Solfeggio

Chambers's Encyclopaedia, Volume 9: Bound to Swansea, p. 561

Solfeggio, in Music, a vocal exercise, in which the syllables Ut (or Do), Re, Mi, Fa, Sol, La, Si—corresponding to C, D, E, F, G, A, B—are employed in lieu of words. Their use as a method of nomenclature originated, as far as the first six are concerned, in the 11th century with Guido Aretinus (q.v.), who substituted his hexachord system for the old Greek tetrachords.
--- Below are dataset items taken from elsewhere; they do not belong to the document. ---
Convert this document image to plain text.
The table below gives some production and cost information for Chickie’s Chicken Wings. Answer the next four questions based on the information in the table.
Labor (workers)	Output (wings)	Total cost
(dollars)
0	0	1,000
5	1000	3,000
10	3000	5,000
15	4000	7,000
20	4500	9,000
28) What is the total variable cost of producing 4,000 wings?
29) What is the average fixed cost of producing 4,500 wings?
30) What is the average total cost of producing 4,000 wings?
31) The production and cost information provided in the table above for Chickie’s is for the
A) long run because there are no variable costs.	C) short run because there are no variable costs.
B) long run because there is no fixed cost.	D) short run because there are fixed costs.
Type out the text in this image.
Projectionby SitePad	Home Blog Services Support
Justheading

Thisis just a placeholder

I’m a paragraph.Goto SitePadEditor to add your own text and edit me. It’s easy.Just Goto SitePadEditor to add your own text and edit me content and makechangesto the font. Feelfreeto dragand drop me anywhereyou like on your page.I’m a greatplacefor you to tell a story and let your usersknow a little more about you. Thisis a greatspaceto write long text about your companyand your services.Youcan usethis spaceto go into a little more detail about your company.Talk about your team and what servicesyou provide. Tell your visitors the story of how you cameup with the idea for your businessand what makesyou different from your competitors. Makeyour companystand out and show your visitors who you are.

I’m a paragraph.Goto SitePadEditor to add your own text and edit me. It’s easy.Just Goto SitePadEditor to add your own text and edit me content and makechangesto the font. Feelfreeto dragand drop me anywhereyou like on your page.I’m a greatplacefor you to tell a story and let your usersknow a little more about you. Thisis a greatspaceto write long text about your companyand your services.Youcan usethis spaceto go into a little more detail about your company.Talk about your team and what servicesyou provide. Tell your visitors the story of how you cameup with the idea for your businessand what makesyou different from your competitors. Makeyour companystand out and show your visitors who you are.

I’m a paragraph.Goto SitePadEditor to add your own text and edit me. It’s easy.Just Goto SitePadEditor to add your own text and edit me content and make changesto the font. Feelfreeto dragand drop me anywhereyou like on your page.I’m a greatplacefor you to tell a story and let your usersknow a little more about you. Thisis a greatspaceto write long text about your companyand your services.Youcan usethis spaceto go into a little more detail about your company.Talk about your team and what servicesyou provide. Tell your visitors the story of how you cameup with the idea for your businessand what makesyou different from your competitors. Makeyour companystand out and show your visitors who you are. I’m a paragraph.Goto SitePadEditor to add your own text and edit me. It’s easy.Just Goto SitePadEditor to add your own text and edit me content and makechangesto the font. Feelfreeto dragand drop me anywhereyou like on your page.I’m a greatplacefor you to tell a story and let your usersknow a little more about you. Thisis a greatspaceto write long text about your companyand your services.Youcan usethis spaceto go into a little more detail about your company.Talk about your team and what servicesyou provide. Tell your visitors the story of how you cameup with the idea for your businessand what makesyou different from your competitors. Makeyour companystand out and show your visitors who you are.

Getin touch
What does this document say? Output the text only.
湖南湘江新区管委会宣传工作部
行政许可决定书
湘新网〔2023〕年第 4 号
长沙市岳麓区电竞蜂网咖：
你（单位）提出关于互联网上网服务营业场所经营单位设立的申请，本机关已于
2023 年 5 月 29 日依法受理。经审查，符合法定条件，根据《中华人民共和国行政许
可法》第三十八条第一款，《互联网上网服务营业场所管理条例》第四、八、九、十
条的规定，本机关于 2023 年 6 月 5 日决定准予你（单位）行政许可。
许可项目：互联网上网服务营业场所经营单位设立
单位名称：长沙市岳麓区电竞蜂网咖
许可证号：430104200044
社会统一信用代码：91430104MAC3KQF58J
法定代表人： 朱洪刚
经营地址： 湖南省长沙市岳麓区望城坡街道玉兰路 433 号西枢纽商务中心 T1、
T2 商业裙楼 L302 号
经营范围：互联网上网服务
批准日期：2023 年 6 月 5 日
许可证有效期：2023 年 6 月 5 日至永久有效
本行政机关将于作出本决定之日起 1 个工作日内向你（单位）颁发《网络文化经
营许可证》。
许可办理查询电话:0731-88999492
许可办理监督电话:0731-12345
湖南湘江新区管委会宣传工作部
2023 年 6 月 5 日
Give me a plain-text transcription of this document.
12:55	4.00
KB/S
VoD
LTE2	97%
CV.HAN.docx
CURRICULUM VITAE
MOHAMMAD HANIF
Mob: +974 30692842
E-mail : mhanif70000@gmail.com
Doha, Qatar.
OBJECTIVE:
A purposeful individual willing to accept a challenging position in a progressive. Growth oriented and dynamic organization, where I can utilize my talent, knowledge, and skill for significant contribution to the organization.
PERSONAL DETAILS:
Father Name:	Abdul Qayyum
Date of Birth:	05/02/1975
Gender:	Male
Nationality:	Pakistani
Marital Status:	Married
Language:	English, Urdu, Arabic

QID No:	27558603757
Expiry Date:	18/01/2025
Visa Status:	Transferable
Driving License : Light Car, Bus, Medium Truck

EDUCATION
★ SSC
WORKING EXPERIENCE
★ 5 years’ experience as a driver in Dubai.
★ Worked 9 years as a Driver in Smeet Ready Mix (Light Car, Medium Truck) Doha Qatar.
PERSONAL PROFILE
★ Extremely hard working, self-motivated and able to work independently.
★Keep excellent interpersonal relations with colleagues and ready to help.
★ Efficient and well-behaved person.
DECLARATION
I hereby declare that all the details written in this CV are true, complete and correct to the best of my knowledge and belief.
Observing in the melody of an ancient hymn for the festival of St John the Baptist, beginning

Ut queant laxis Resonare fibris
Mira gestorum Famuli tuorum,
Solve polluti Labii reatum
Sancte Ioannes,
that the notes on which the successive phrases began were identical in order with the sounds of the hexachord, he adopted the syllables to which they were allied in the above stanza as names to represent the degrees of his new scale. When, early in the 17th century, the octave was completed by the seventh or 'leading note,' the syllable Si, formed of the initials of 'Sancte Ioannes,' was added; while Do generally took the place of Ut, as being more easily sung. The art of thus illustrating the construction of the musical scale by the use of syllables is called solmisation.